Dr. Benedikt Thanner, Unterthingau

Ein Plan für die EU-Armee fehlt

Zu "Eine EU-Armee muss her" vom 18. November: Herr Brössler wiederholt den Traum, der seit der an Frankreich gescheiterten EVG durch Europa zieht. Ich kann beanspruchen, einer der Architekten des Eurokorps und des D/NL-Korps gewesen zu sein. Ich kann daher aus den Erfahrungen nur sagen, am Anfang müssen ein politisch gebilligter Auftrag der Truppe, die Regelungen für den Einsatz, vor allem die Entscheidungsgewalt (Kommission, Parlament, bei Kommission: Mehrheit, Einstimmigkeit) und die Finanzierung stehen. Erst wenn das geklärt ist, kann man daran gehen, eine solche Truppe zu konzipieren.

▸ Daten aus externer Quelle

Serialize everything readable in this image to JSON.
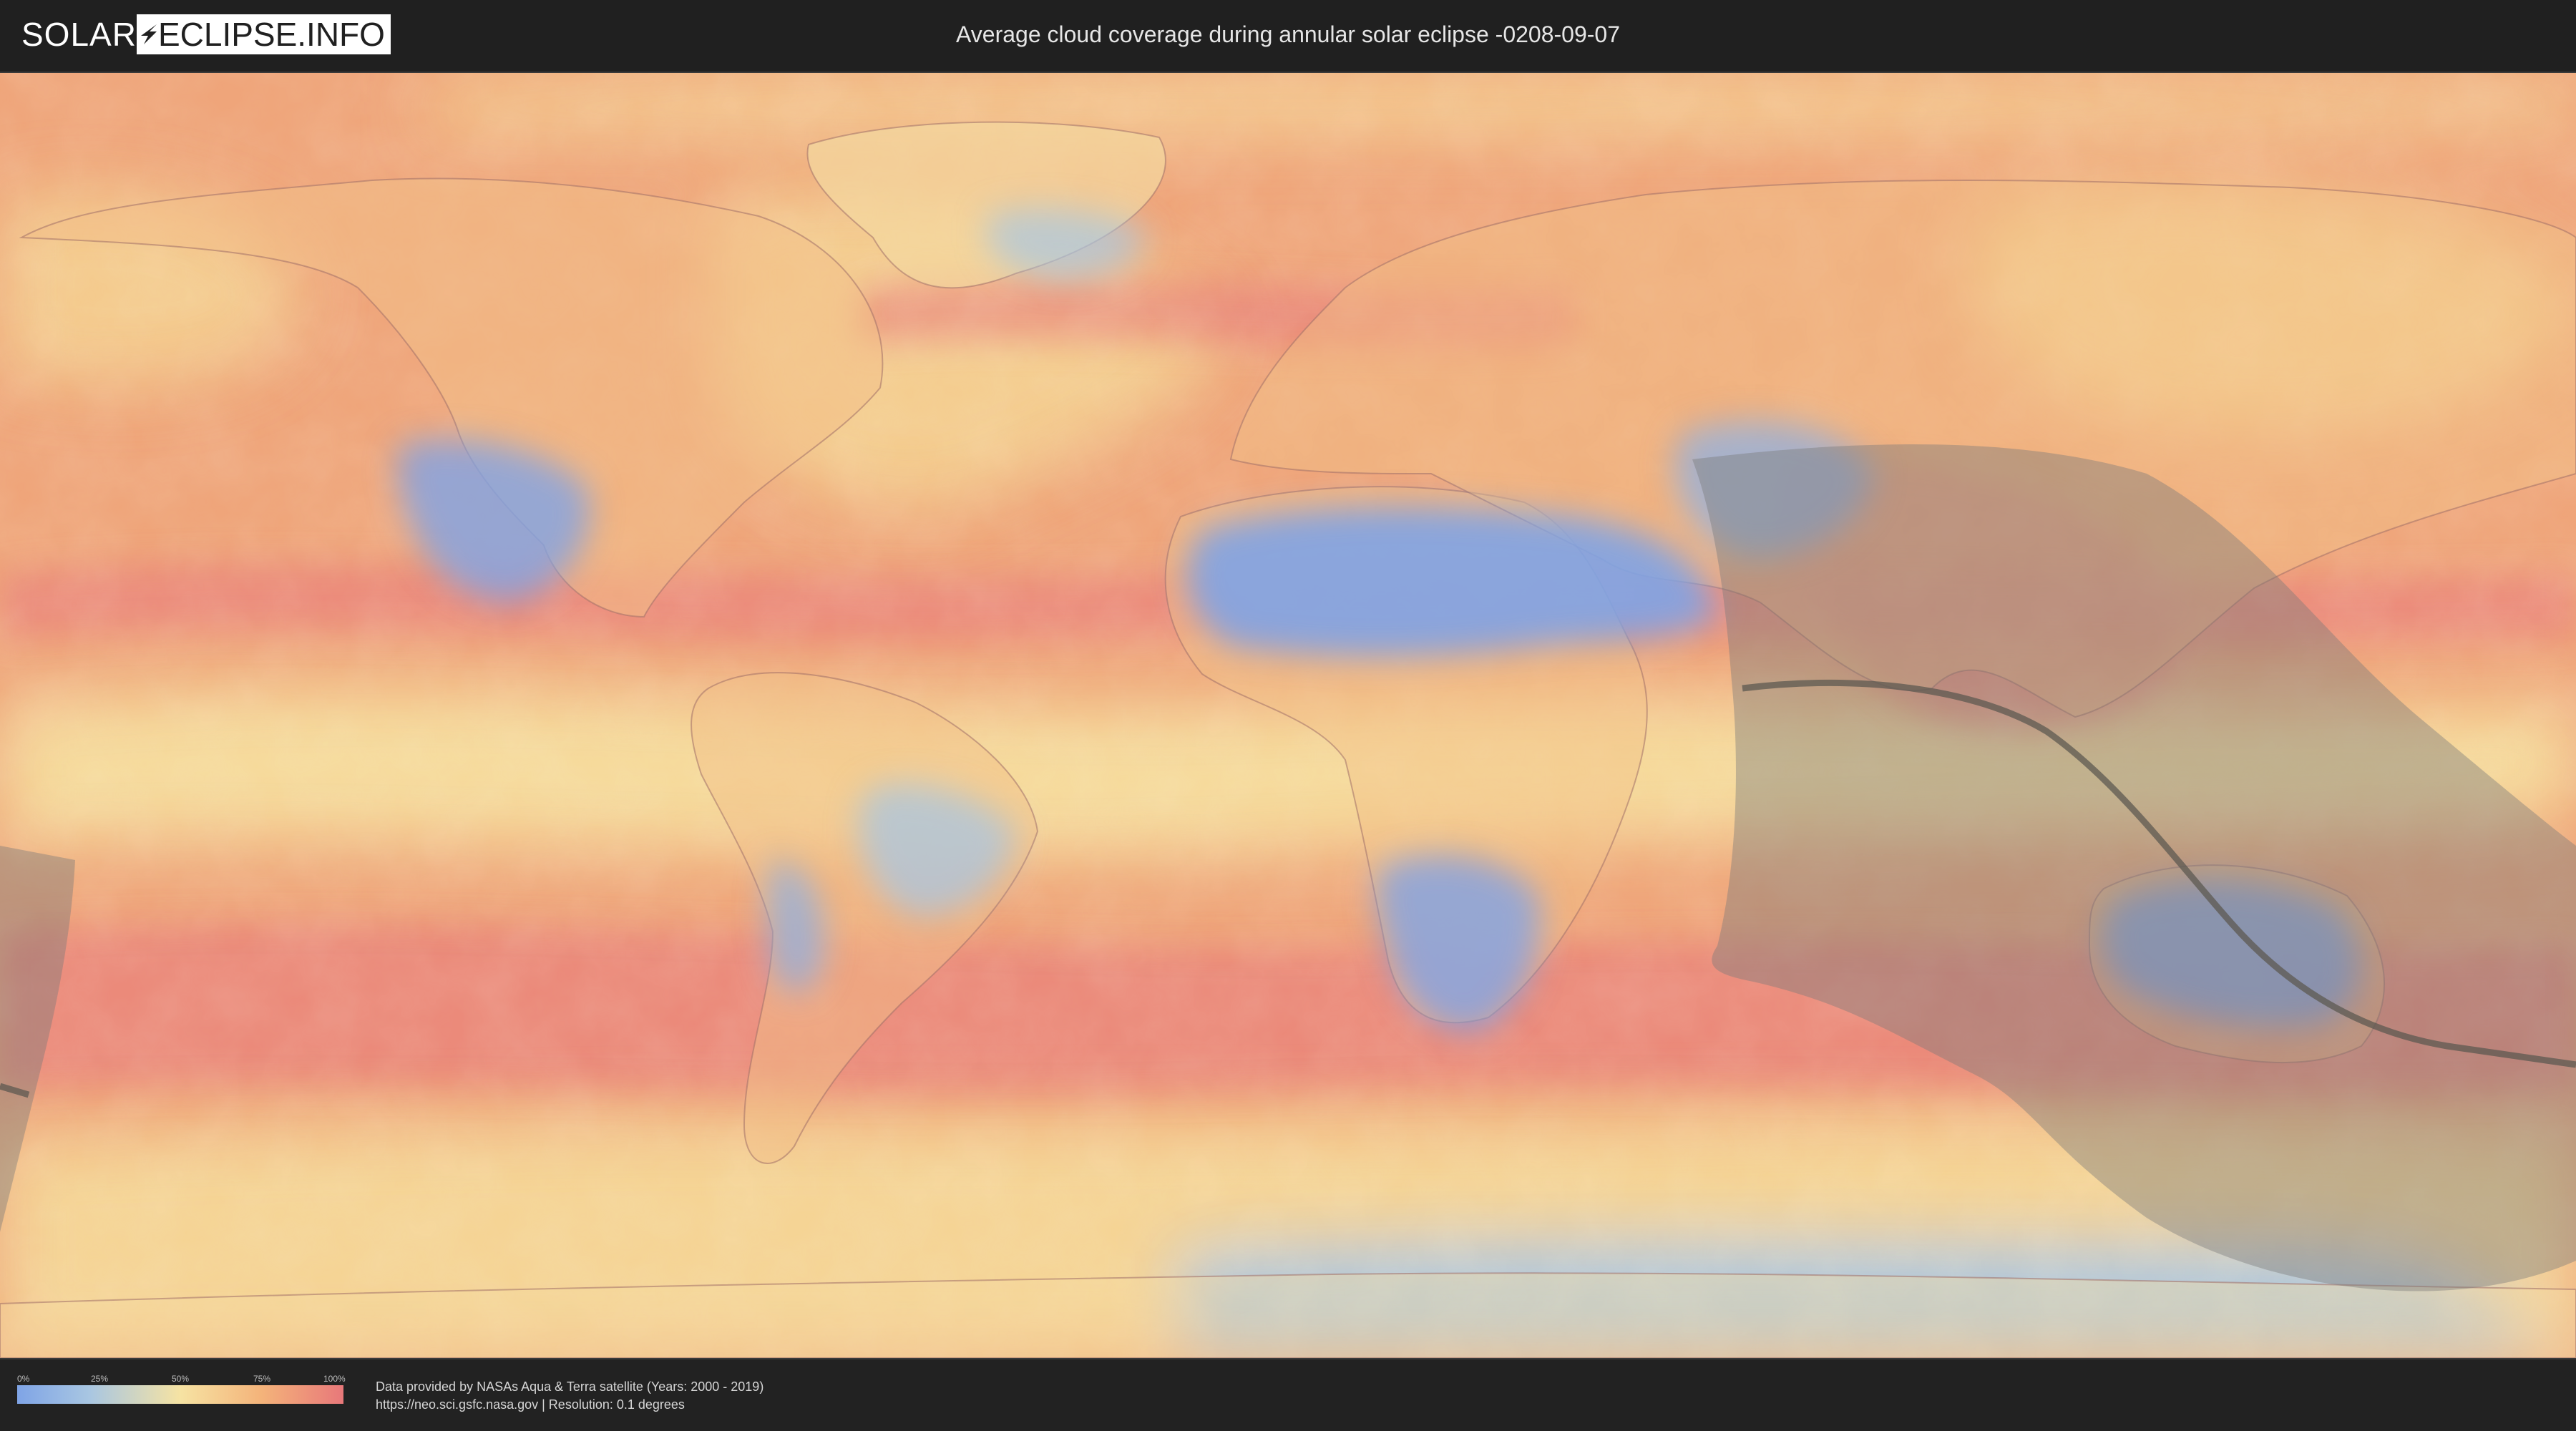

Der einzig sinnvolle Vorschlag, der derzeit auf dem Markt ist, ist Macrons Vorschlag einer EU-Interventionstruppe. Doch gibt es dafür Mehrheiten in Deutschland oder in der EU? Wissen die, die Solches fordern, dass das Führungs-, Transport- und Versorgungsfähigkeiten verlangt, die europäischen Rahmen sprengen?

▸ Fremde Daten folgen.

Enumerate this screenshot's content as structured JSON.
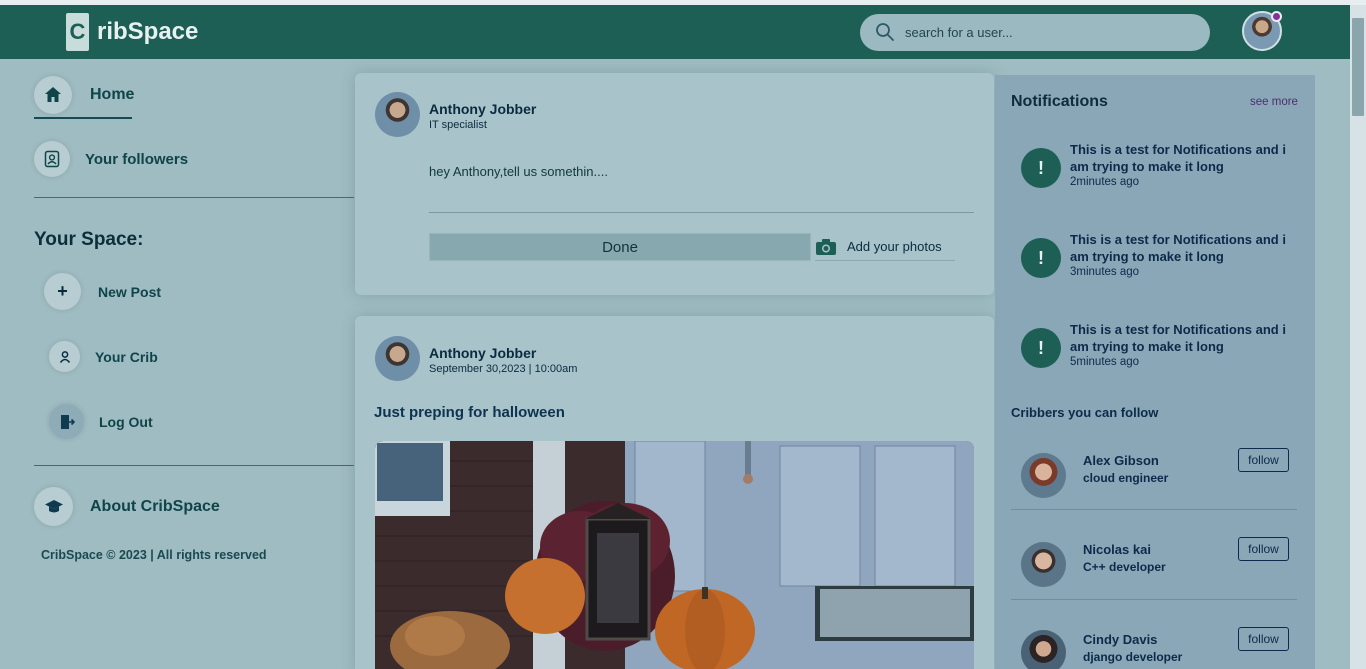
{
  "header": {
    "logo_letter": "C",
    "logo_text": "ribSpace",
    "search_placeholder": "search for a user..."
  },
  "sidebar": {
    "home_label": "Home",
    "followers_label": "Your followers",
    "section_title": "Your Space:",
    "new_post_label": "New Post",
    "your_crib_label": "Your Crib",
    "logout_label": "Log Out",
    "about_label": "About CribSpace",
    "footer": "CribSpace © 2023 | All rights reserved"
  },
  "composer": {
    "user_name": "Anthony Jobber",
    "user_role": "IT specialist",
    "prompt": "hey Anthony,tell us somethin....",
    "done_label": "Done",
    "add_photos_label": "Add your photos"
  },
  "post": {
    "user_name": "Anthony Jobber",
    "timestamp": "September 30,2023 | 10:00am",
    "caption": "Just preping for halloween"
  },
  "notifications": {
    "title": "Notifications",
    "see_more": "see more",
    "items": [
      {
        "icon": "!",
        "text": "This is a test for Notifications and i am trying to make it long",
        "time": "2minutes ago"
      },
      {
        "icon": "!",
        "text": "This is a test for Notifications and i am trying to make it long",
        "time": "3minutes ago"
      },
      {
        "icon": "!",
        "text": "This is a test for Notifications and i am trying to make it long",
        "time": "5minutes ago"
      }
    ]
  },
  "suggestions": {
    "title": "Cribbers you can follow",
    "follow_label": "follow",
    "items": [
      {
        "name": "Alex Gibson",
        "role": "cloud engineer"
      },
      {
        "name": "Nicolas kai",
        "role": "C++ developer"
      },
      {
        "name": "Cindy Davis",
        "role": "django developer"
      }
    ]
  },
  "colors": {
    "header_bg": "#1d5f55",
    "page_bg": "#9fbcc2",
    "panel_bg": "#8aa7b7",
    "accent_dot": "#8a2f9a"
  }
}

Es ist höchste Zeit, dass Europa sein Schicksal ein wenig in eigene Hände nimmt, aber bitte mit Taten statt weiterer Berliner Worthülsen. Nur eine Europa-Armee fordern bewirkt nichts. Man muss endlich lernen, dass man das Pferd nicht vom Schwanz her aufzäumt, also nicht noch mehr EU-Battlegroups, die niemand einzusetzen bereit ist.